The first books I ever remember collecting were the Ladybird Well-loved Tales series. I saw them for the first time when I started Infants school and immediately fell in love with them. I also found that if you were very good in school then you could be chosen to sit outside the classroom of an afternoon and read them. I immediately became one of the best behaved children in the class just to get a chance to sit in the corridor to read and reread those lovely books.
I could tell you the tale of Chicken Licken, The Gingerbread Boy and The Three Billy Goats Gruff by heart pretty soon . I obviously must have pestered my Mum because she began to take me to Woolworths on the last Friday of each month to buy a new Ladybird book.
The first two I remember buying were Rapunzel and Sleeping Beauty. I read them over and over and oh how I wanted to have the witch's vegetable garden - minus the witch of course. My lovely Mum would take me for my next book come rain or shine, even after the horror of Rumplestiltskin. The drawing of that character gave me nightmares and I still get edgy when I open that book now. I hid it at the bottom of my toy box and it didn't come out again until I was a big, brave girl of seven. he still made me uneasy but by then I was a completionist and had to read them all through in order, afraid or not.

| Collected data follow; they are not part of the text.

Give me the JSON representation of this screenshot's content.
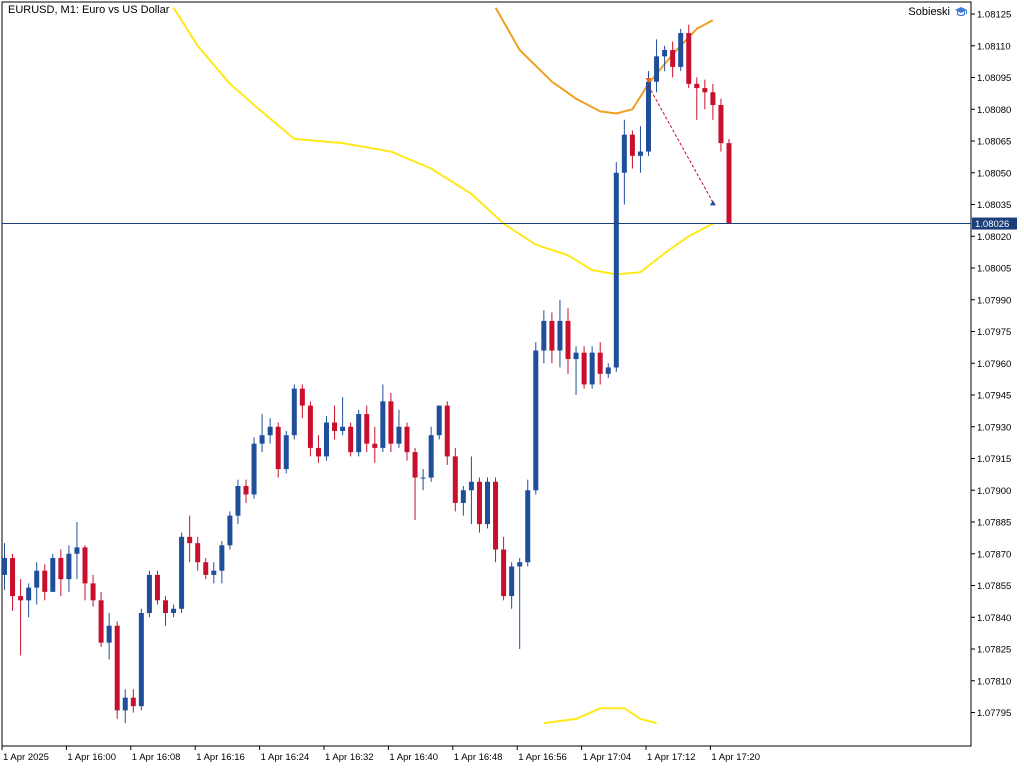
{
  "header": {
    "symbol_label": "EURUSD, M1:  Euro vs US Dollar",
    "account_name": "Sobieski",
    "account_icon": "graduation-cap-icon"
  },
  "colors": {
    "bull": "#1f4e9b",
    "bear": "#c8102e",
    "band_lower": "#ffe81a",
    "band_upper": "#f0a020",
    "price_line": "#1a3f7a",
    "axis": "#000000"
  },
  "chart_data": {
    "type": "candlestick",
    "symbol": "EURUSD",
    "timeframe": "M1",
    "ylim": [
      1.0779,
      1.0813
    ],
    "y_ticks": [
      "1.08125",
      "1.08110",
      "1.08095",
      "1.08080",
      "1.08065",
      "1.08050",
      "1.08035",
      "1.08020",
      "1.08005",
      "1.07990",
      "1.07975",
      "1.07960",
      "1.07945",
      "1.07930",
      "1.07915",
      "1.07900",
      "1.07885",
      "1.07870",
      "1.07855",
      "1.07840",
      "1.07825",
      "1.07810",
      "1.07795"
    ],
    "x_ticks": [
      "1 Apr 2025",
      "1 Apr 16:00",
      "1 Apr 16:08",
      "1 Apr 16:16",
      "1 Apr 16:24",
      "1 Apr 16:32",
      "1 Apr 16:40",
      "1 Apr 16:48",
      "1 Apr 16:56",
      "1 Apr 17:04",
      "1 Apr 17:12",
      "1 Apr 17:20"
    ],
    "current_price": "1.08026",
    "candles": [
      {
        "o": 1.0786,
        "h": 1.07875,
        "l": 1.07853,
        "c": 1.07868
      },
      {
        "o": 1.07868,
        "h": 1.0787,
        "l": 1.07843,
        "c": 1.0785
      },
      {
        "o": 1.0785,
        "h": 1.07858,
        "l": 1.07822,
        "c": 1.07848
      },
      {
        "o": 1.07848,
        "h": 1.07856,
        "l": 1.0784,
        "c": 1.07854
      },
      {
        "o": 1.07854,
        "h": 1.07866,
        "l": 1.07846,
        "c": 1.07862
      },
      {
        "o": 1.07862,
        "h": 1.07865,
        "l": 1.07848,
        "c": 1.07852
      },
      {
        "o": 1.07852,
        "h": 1.0787,
        "l": 1.07852,
        "c": 1.07868
      },
      {
        "o": 1.07868,
        "h": 1.07872,
        "l": 1.0785,
        "c": 1.07858
      },
      {
        "o": 1.07858,
        "h": 1.07874,
        "l": 1.07852,
        "c": 1.0787
      },
      {
        "o": 1.0787,
        "h": 1.07885,
        "l": 1.07858,
        "c": 1.07873
      },
      {
        "o": 1.07873,
        "h": 1.07874,
        "l": 1.07848,
        "c": 1.07856
      },
      {
        "o": 1.07856,
        "h": 1.0786,
        "l": 1.07845,
        "c": 1.07848
      },
      {
        "o": 1.07848,
        "h": 1.07852,
        "l": 1.07826,
        "c": 1.07828
      },
      {
        "o": 1.07828,
        "h": 1.07842,
        "l": 1.0782,
        "c": 1.07836
      },
      {
        "o": 1.07836,
        "h": 1.07838,
        "l": 1.07792,
        "c": 1.07796
      },
      {
        "o": 1.07796,
        "h": 1.07806,
        "l": 1.0779,
        "c": 1.07802
      },
      {
        "o": 1.07802,
        "h": 1.07806,
        "l": 1.07795,
        "c": 1.07798
      },
      {
        "o": 1.07798,
        "h": 1.07844,
        "l": 1.07796,
        "c": 1.07842
      },
      {
        "o": 1.07842,
        "h": 1.07862,
        "l": 1.0784,
        "c": 1.0786
      },
      {
        "o": 1.0786,
        "h": 1.07862,
        "l": 1.07846,
        "c": 1.07848
      },
      {
        "o": 1.07848,
        "h": 1.0785,
        "l": 1.07836,
        "c": 1.07842
      },
      {
        "o": 1.07842,
        "h": 1.07846,
        "l": 1.0784,
        "c": 1.07844
      },
      {
        "o": 1.07844,
        "h": 1.0788,
        "l": 1.07842,
        "c": 1.07878
      },
      {
        "o": 1.07878,
        "h": 1.07888,
        "l": 1.07866,
        "c": 1.07875
      },
      {
        "o": 1.07875,
        "h": 1.07878,
        "l": 1.07862,
        "c": 1.07866
      },
      {
        "o": 1.07866,
        "h": 1.07868,
        "l": 1.07858,
        "c": 1.0786
      },
      {
        "o": 1.0786,
        "h": 1.07866,
        "l": 1.07856,
        "c": 1.07862
      },
      {
        "o": 1.07862,
        "h": 1.07876,
        "l": 1.07856,
        "c": 1.07874
      },
      {
        "o": 1.07874,
        "h": 1.0789,
        "l": 1.07872,
        "c": 1.07888
      },
      {
        "o": 1.07888,
        "h": 1.07905,
        "l": 1.07884,
        "c": 1.07902
      },
      {
        "o": 1.07902,
        "h": 1.07905,
        "l": 1.07894,
        "c": 1.07898
      },
      {
        "o": 1.07898,
        "h": 1.07925,
        "l": 1.07896,
        "c": 1.07922
      },
      {
        "o": 1.07922,
        "h": 1.07936,
        "l": 1.07918,
        "c": 1.07926
      },
      {
        "o": 1.07926,
        "h": 1.07934,
        "l": 1.07922,
        "c": 1.0793
      },
      {
        "o": 1.0793,
        "h": 1.07932,
        "l": 1.07906,
        "c": 1.0791
      },
      {
        "o": 1.0791,
        "h": 1.07928,
        "l": 1.07908,
        "c": 1.07926
      },
      {
        "o": 1.07926,
        "h": 1.0795,
        "l": 1.07924,
        "c": 1.07948
      },
      {
        "o": 1.07948,
        "h": 1.0795,
        "l": 1.07934,
        "c": 1.0794
      },
      {
        "o": 1.0794,
        "h": 1.07942,
        "l": 1.07916,
        "c": 1.0792
      },
      {
        "o": 1.0792,
        "h": 1.07926,
        "l": 1.07913,
        "c": 1.07916
      },
      {
        "o": 1.07916,
        "h": 1.07935,
        "l": 1.07914,
        "c": 1.07932
      },
      {
        "o": 1.07932,
        "h": 1.0794,
        "l": 1.07924,
        "c": 1.07928
      },
      {
        "o": 1.07928,
        "h": 1.07944,
        "l": 1.07926,
        "c": 1.0793
      },
      {
        "o": 1.0793,
        "h": 1.07932,
        "l": 1.07916,
        "c": 1.07918
      },
      {
        "o": 1.07918,
        "h": 1.07938,
        "l": 1.07916,
        "c": 1.07936
      },
      {
        "o": 1.07936,
        "h": 1.0794,
        "l": 1.07918,
        "c": 1.07922
      },
      {
        "o": 1.07922,
        "h": 1.0793,
        "l": 1.07913,
        "c": 1.0792
      },
      {
        "o": 1.0792,
        "h": 1.0795,
        "l": 1.07918,
        "c": 1.07942
      },
      {
        "o": 1.07942,
        "h": 1.07946,
        "l": 1.07918,
        "c": 1.07922
      },
      {
        "o": 1.07922,
        "h": 1.07938,
        "l": 1.0792,
        "c": 1.0793
      },
      {
        "o": 1.0793,
        "h": 1.07932,
        "l": 1.07914,
        "c": 1.07918
      },
      {
        "o": 1.07918,
        "h": 1.0792,
        "l": 1.07886,
        "c": 1.07906
      },
      {
        "o": 1.07906,
        "h": 1.0791,
        "l": 1.079,
        "c": 1.07906
      },
      {
        "o": 1.07906,
        "h": 1.0793,
        "l": 1.07904,
        "c": 1.07926
      },
      {
        "o": 1.07926,
        "h": 1.0794,
        "l": 1.07924,
        "c": 1.0794
      },
      {
        "o": 1.0794,
        "h": 1.07942,
        "l": 1.07912,
        "c": 1.07916
      },
      {
        "o": 1.07916,
        "h": 1.0792,
        "l": 1.0789,
        "c": 1.07894
      },
      {
        "o": 1.07894,
        "h": 1.07902,
        "l": 1.07888,
        "c": 1.079
      },
      {
        "o": 1.079,
        "h": 1.07916,
        "l": 1.07884,
        "c": 1.07904
      },
      {
        "o": 1.07904,
        "h": 1.07906,
        "l": 1.0788,
        "c": 1.07884
      },
      {
        "o": 1.07884,
        "h": 1.07906,
        "l": 1.07882,
        "c": 1.07904
      },
      {
        "o": 1.07904,
        "h": 1.07906,
        "l": 1.07866,
        "c": 1.07872
      },
      {
        "o": 1.07872,
        "h": 1.07878,
        "l": 1.07848,
        "c": 1.0785
      },
      {
        "o": 1.0785,
        "h": 1.07866,
        "l": 1.07844,
        "c": 1.07864
      },
      {
        "o": 1.07864,
        "h": 1.07868,
        "l": 1.07825,
        "c": 1.07866
      },
      {
        "o": 1.07866,
        "h": 1.07905,
        "l": 1.07864,
        "c": 1.079
      },
      {
        "o": 1.079,
        "h": 1.0797,
        "l": 1.07898,
        "c": 1.07966
      },
      {
        "o": 1.07966,
        "h": 1.07985,
        "l": 1.0796,
        "c": 1.0798
      },
      {
        "o": 1.0798,
        "h": 1.07984,
        "l": 1.0796,
        "c": 1.07966
      },
      {
        "o": 1.07966,
        "h": 1.0799,
        "l": 1.07958,
        "c": 1.0798
      },
      {
        "o": 1.0798,
        "h": 1.07986,
        "l": 1.07955,
        "c": 1.07962
      },
      {
        "o": 1.07962,
        "h": 1.07968,
        "l": 1.07945,
        "c": 1.07965
      },
      {
        "o": 1.07965,
        "h": 1.07968,
        "l": 1.07948,
        "c": 1.0795
      },
      {
        "o": 1.0795,
        "h": 1.07968,
        "l": 1.07948,
        "c": 1.07965
      },
      {
        "o": 1.07965,
        "h": 1.0797,
        "l": 1.0795,
        "c": 1.07955
      },
      {
        "o": 1.07955,
        "h": 1.0796,
        "l": 1.07953,
        "c": 1.07958
      },
      {
        "o": 1.07958,
        "h": 1.08055,
        "l": 1.07956,
        "c": 1.0805
      },
      {
        "o": 1.0805,
        "h": 1.08075,
        "l": 1.08035,
        "c": 1.08068
      },
      {
        "o": 1.08068,
        "h": 1.0807,
        "l": 1.08052,
        "c": 1.08058
      },
      {
        "o": 1.08058,
        "h": 1.08072,
        "l": 1.0805,
        "c": 1.0806
      },
      {
        "o": 1.0806,
        "h": 1.08098,
        "l": 1.08058,
        "c": 1.08093
      },
      {
        "o": 1.08093,
        "h": 1.08113,
        "l": 1.08088,
        "c": 1.08105
      },
      {
        "o": 1.08105,
        "h": 1.0811,
        "l": 1.08098,
        "c": 1.08108
      },
      {
        "o": 1.08108,
        "h": 1.08112,
        "l": 1.08095,
        "c": 1.081
      },
      {
        "o": 1.081,
        "h": 1.08118,
        "l": 1.08098,
        "c": 1.08116
      },
      {
        "o": 1.08116,
        "h": 1.0812,
        "l": 1.0809,
        "c": 1.08092
      },
      {
        "o": 1.08092,
        "h": 1.08095,
        "l": 1.08075,
        "c": 1.0809
      },
      {
        "o": 1.0809,
        "h": 1.08094,
        "l": 1.0808,
        "c": 1.08088
      },
      {
        "o": 1.08088,
        "h": 1.08092,
        "l": 1.08075,
        "c": 1.08082
      },
      {
        "o": 1.08082,
        "h": 1.08085,
        "l": 1.0806,
        "c": 1.08064
      },
      {
        "o": 1.08064,
        "h": 1.08066,
        "l": 1.08026,
        "c": 1.08026
      }
    ],
    "band_lower": [
      [
        21,
        1.08128
      ],
      [
        24,
        1.0811
      ],
      [
        28,
        1.08092
      ],
      [
        31,
        1.08082
      ],
      [
        36,
        1.08066
      ],
      [
        42,
        1.08064
      ],
      [
        48,
        1.0806
      ],
      [
        53,
        1.08052
      ],
      [
        58,
        1.0804
      ],
      [
        62,
        1.08026
      ],
      [
        66,
        1.08016
      ],
      [
        70,
        1.08011
      ],
      [
        73,
        1.08004
      ],
      [
        76,
        1.08002
      ],
      [
        79,
        1.08003
      ],
      [
        82,
        1.08012
      ],
      [
        85,
        1.0802
      ],
      [
        88,
        1.08026
      ]
    ],
    "band_upper": [
      [
        61,
        1.08128
      ],
      [
        64,
        1.08108
      ],
      [
        68,
        1.08093
      ],
      [
        71,
        1.08085
      ],
      [
        74,
        1.08079
      ],
      [
        76,
        1.08078
      ],
      [
        78,
        1.0808
      ],
      [
        80,
        1.08092
      ],
      [
        83,
        1.08106
      ],
      [
        86,
        1.08118
      ],
      [
        88,
        1.08122
      ]
    ],
    "band_lower2": [
      [
        67,
        1.0779
      ],
      [
        71,
        1.07792
      ],
      [
        74,
        1.07797
      ],
      [
        77,
        1.07797
      ],
      [
        79,
        1.07792
      ],
      [
        81,
        1.0779
      ]
    ],
    "trade_line": {
      "from": [
        80,
        1.08091
      ],
      "to": [
        88,
        1.08036
      ]
    }
  }
}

My favourite of all the Ladybird books were Cinderella and The Princess and the Pea. They had more magic for me than all the other books put together. Of course I thought the blue dress Cinderella wore to the second ball was the best and her wedding dress was so boring - white, why have white for weddings? I wanted colour and bows. (In case you're wondering my views changed as I grew up and I married in ivory, no bows).
I would read those two books over and over in bed at night, sometimes by my sister's torchlight because I should have been asleep. Nothing would keep me from my beloved Ladybird books.

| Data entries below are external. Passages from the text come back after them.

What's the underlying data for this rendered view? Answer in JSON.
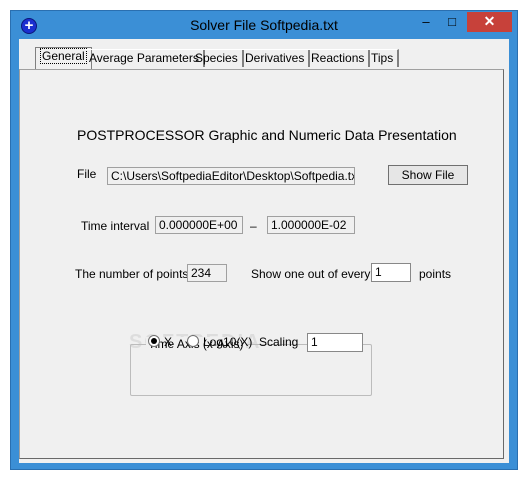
{
  "window": {
    "title": "Solver File  Softpedia.txt",
    "minimize": "–",
    "maximize": "□",
    "close": "✕"
  },
  "tabs": [
    {
      "label": "General",
      "active": true
    },
    {
      "label": "Average Parameters",
      "active": false
    },
    {
      "label": "Species",
      "active": false
    },
    {
      "label": "Derivatives",
      "active": false
    },
    {
      "label": "Reactions",
      "active": false
    },
    {
      "label": "Tips",
      "active": false
    }
  ],
  "general": {
    "heading": "POSTPROCESSOR  Graphic and Numeric Data Presentation",
    "file_label": "File",
    "file_value": "C:\\Users\\SoftpediaEditor\\Desktop\\Softpedia.txt",
    "show_file_button": "Show File",
    "time_interval_label": "Time interval",
    "time_start": "0.000000E+00",
    "time_separator": "–",
    "time_end": "1.000000E-02",
    "points_label": "The number of points",
    "points_value": "234",
    "show_one_label": "Show one out of every",
    "show_one_value": "1",
    "points_suffix": "points",
    "time_axis": {
      "title": "Time Axis (x-Axis)",
      "option_x": "X",
      "option_log": "Log10(X)",
      "selected": "X",
      "scaling_label": "Scaling",
      "scaling_value": "1"
    }
  }
}
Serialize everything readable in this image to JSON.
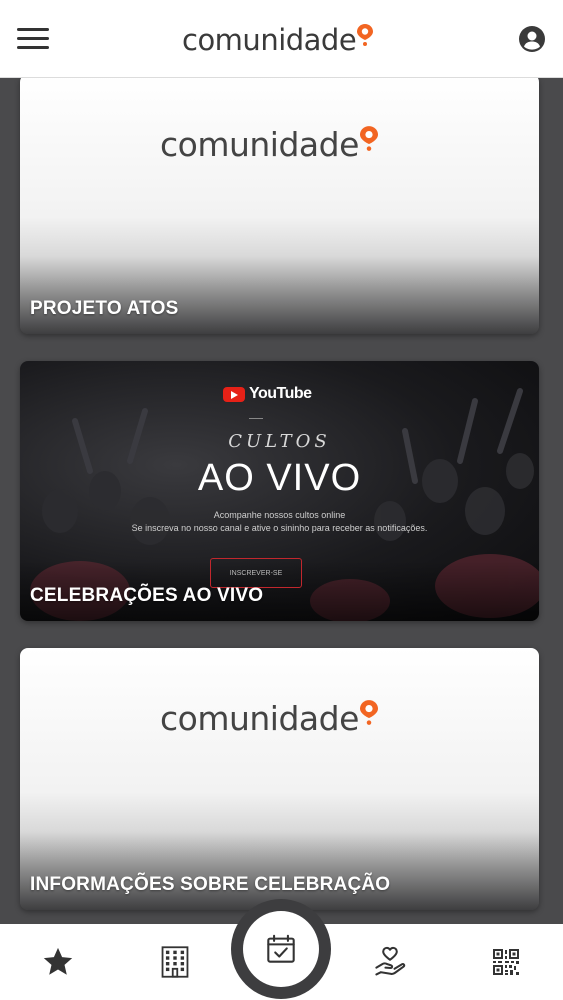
{
  "header": {
    "logo_text": "comunidade",
    "menu_icon": "hamburger-menu-icon",
    "account_icon": "account-circle-icon",
    "accent_color": "#f26522"
  },
  "cards": [
    {
      "title": "PROJETO ATOS",
      "logo_text": "comunidade"
    },
    {
      "title": "CELEBRAÇÕES AO VIVO",
      "youtube_label": "YouTube",
      "kicker": "CULTOS",
      "headline": "AO VIVO",
      "line1": "Acompanhe nossos cultos online",
      "line2": "Se inscreva no nosso canal e ative o sininho para receber as notificações.",
      "button": "INSCREVER-SE"
    },
    {
      "title": "INFORMAÇÕES SOBRE CELEBRAÇÃO",
      "logo_text": "comunidade"
    }
  ],
  "bottom_nav": {
    "items": [
      "star-icon",
      "building-icon",
      "calendar-check-icon",
      "heart-hand-icon",
      "qr-code-icon"
    ]
  }
}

When I moved across the road to Junior school, oh joy of joys, there were more Ladybird books to discover. Mrs Brown my lovely teacher had a selection of them on her nature table. I found that if you offered to tidy at playtime you got to stay and read the Ladybird nature books when you were done. I tidied as often as I could just to get to those books. Woolworths didn't have them and in those days we didn't have a bookshop in our village.
I moved into second year Juniors and my class was back in the Infants dining room. I had a teacher who wasn't very kind and it was the worst year of my time in primary school. But she did have a whole bookcase filled with Ladybird History books - yes there were more of them. I learned so much history that year from those ladybird books. In a period of respite from the not too nice teacher we had a student who on realising how I devoured the Ladybird books introduced me to the science section and even more nature books. She might as well have given me the Crown Jewels.

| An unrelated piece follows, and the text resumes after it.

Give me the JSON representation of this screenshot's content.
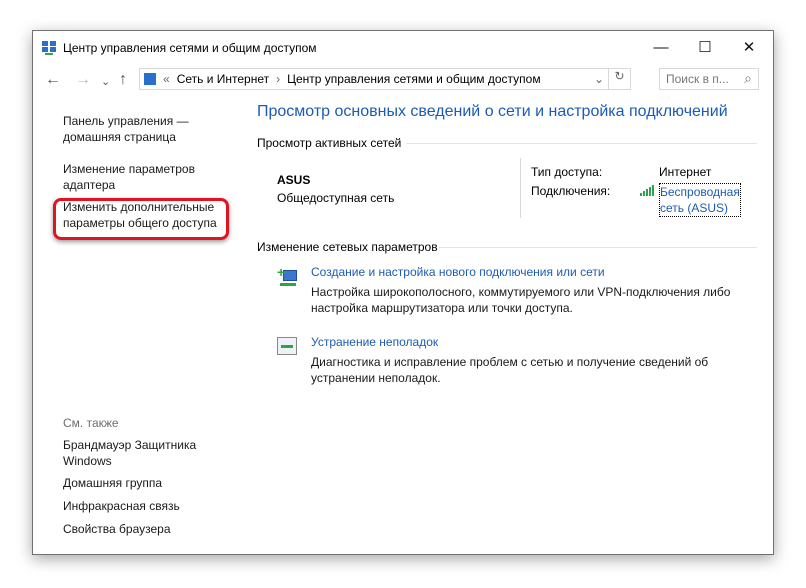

It was at this time that I found out about Pierre and Marie Curie and radium and would come home telling my parents all about their wonderful discoveries. I didn't talk much about what I did at school but I did talk a lot about all that I had learned from Ladybird books in quiet time.
As I moved into third year Juniors I decided that I was too big for these books and they were all given away to a friend of my mothers who had a younger child. That is something I regretted when my daughter was born and I wanted to introduce her to the delights of Well Loved Tales. To my horror, when I got to the bookshop, I found that they had been updated and no longer had the beautiful oil painting pictures I loved and remembered. I did manage to build up a collection of them eventually with trips to Hay on Wye and many second hand shops, all apart from Cinderella which I couldn't track down anywhere so my daughter missed that delight as a child. A few years ago Ladybird brought out a special edition and I saw it in Waterstones and completed my set.
Every so often one of the Ladybird books I adored comes to mind and the family has to listen to me going on about how wonderful it was.
That is how I came to have a collection of the Seasons books again. After hearing me sing their praises over and over, my lovely husband tracked them down and bought them for me. I still get them out as each season changes and read them over again because once you have loved Ladybird books you always love Ladybird books. I still collect them and I still get excited when I find one I remember from my childhood. I think it was Ladybird that made me a reader.